Fani datang membawa se-ember air dingin, mengguyurkan ke tubuh Ala membuat badannya terasa perih. Air putih kini mengalir bercampur darah, rasa sakit kian menerpa. Sudah lama dirinya tak mendapatkan ini dan sekarang ia dapatkan, tapi kali ini rasanya begitu sakit.

"Pe-rih pa, ma tolong hentikan." Ala terus menangis, bahkan air matanya hampir mengering kehabisan stok.

Cambukan terakhir terdengar begitu memekakkan telinga, sangat nyaring.

"Aarrgh sa-kit." Ala mengerang kesakitan.
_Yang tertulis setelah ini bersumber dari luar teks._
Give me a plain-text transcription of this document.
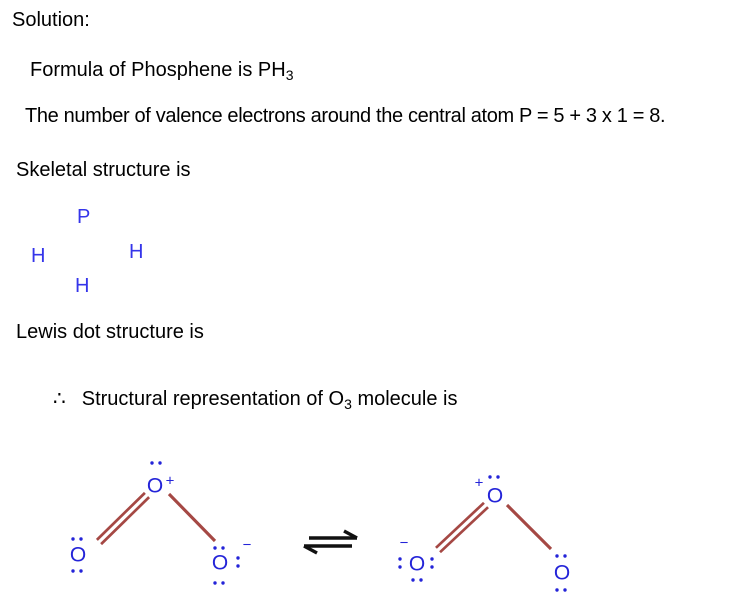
Solution:
Formula of Phosphene is $PH_3$
The number of valence electrons around the central atom P = 5 + 3 x 1 = 8.
Skeletal structure is
P
H	H
H
Lewis dot structure is
∴ Structural representation of $O_3$ molecule is
O +
O	O
−
O
+
O
−
O
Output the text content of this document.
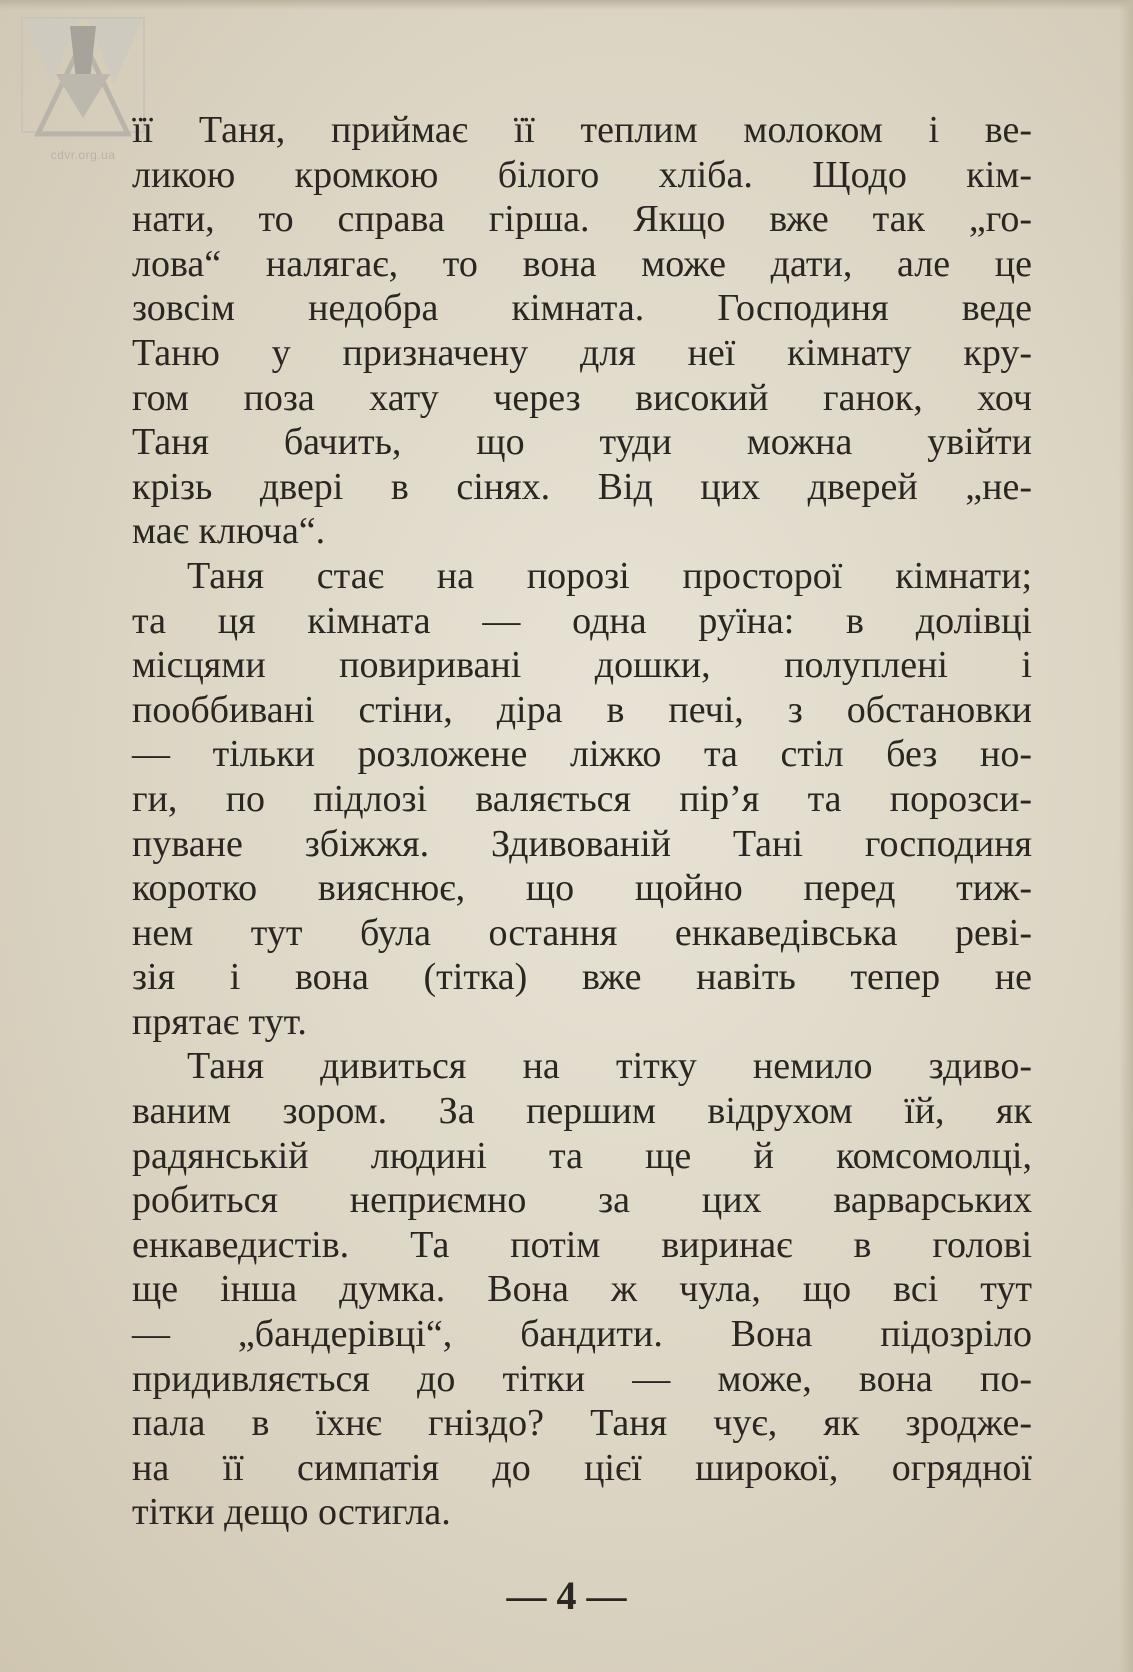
cdvr.org.ua
її Таня, приймає її теплим молоком і ве-
ликою кромкою білого хліба. Щодо кім-
нати, то справа гірша. Якщо вже так „го-
лова“ налягає, то вона може дати, але це
зовсім недобра кімната. Господиня веде
Таню у призначену для неї кімнату кру-
гом поза хату через високий ганок, хоч
Таня бачить, що туди можна увійти
крізь двері в сінях. Від цих дверей „не-
має ключа“.
Таня стає на порозі просторої кімнати;
та ця кімната — одна руїна: в долівці
місцями повиривані дошки, полуплені і
пооббивані стіни, діра в печі, з обстановки
— тільки розложене ліжко та стіл без но-
ги, по підлозі валяється пір’я та порозси-
пуване збіжжя. Здивованій Тані господиня
коротко вияснює, що щойно перед тиж-
нем тут була остання енкаведівська реві-
зія і вона (тітка) вже навіть тепер не
прятає тут.
Таня дивиться на тітку немило здиво-
ваним зором. За першим відрухом їй, як
радянській людині та ще й комсомолці,
робиться неприємно за цих варварських
енкаведистів. Та потім виринає в голові
ще інша думка. Вона ж чула, що всі тут
— „бандерівці“, бандити. Вона підозріло
придивляється до тітки — може, вона по-
пала в їхнє гніздо? Таня чує, як зродже-
на її симпатія до цієї широкої, огрядної
тітки дещо остигла.
— 4 —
Sabuk hitam kini menetes darah merah, tawa aneh menghiasi wajah orang tua itu. Ala menunduk, terus meringis tak kuat bangkit dari baringnya, bahkan mendongak pun rasanya tak kuat. Bibirnya meringis, matanya membengkak, hidungnya memerah akibat tangisannya.

"Kenapa papa selalu sakitin Al? Kenapa mama juga gak pernah kasihani Al?" Ala bergumam tapi kedua orang tuanya dapat mendengar.

"Karena kamu anak sialan! Semua hal sial yang aku alami itu semua karena kamu! Andai saja saat itu juga kamu mati pasti saya sudah bisa bersenang-senang!" Suara dingin Hanz terdengar begitu menyakitkan.

Aku memang anak yang kalian culik, tapi kenapa sedikit pun rasa kasih sayang tak pernah kalian tunjukkan, aku hanya mau itu, Ala menangis hanya bisa membatin.

"Rasain tuh! Kamu tidur di sini gak usah tidur di kamar kotorin lantai saja kamu!" Fani keluar membanting pintu.

"Kenapa hidupku selalu begini, baru saja aku bahagia karena El sekarang sudah menangis. Apakah aku tak pantas bahagia Tuhan? Kenapa kau tak pernah membuatku bahagia dalam waktu lama?" Ala bergumam tangisannya tak kunjung terhenti. Perlahan matanya mulai memburam, kepalanya pening dan tubuhnya terkulai lemas, pingsan.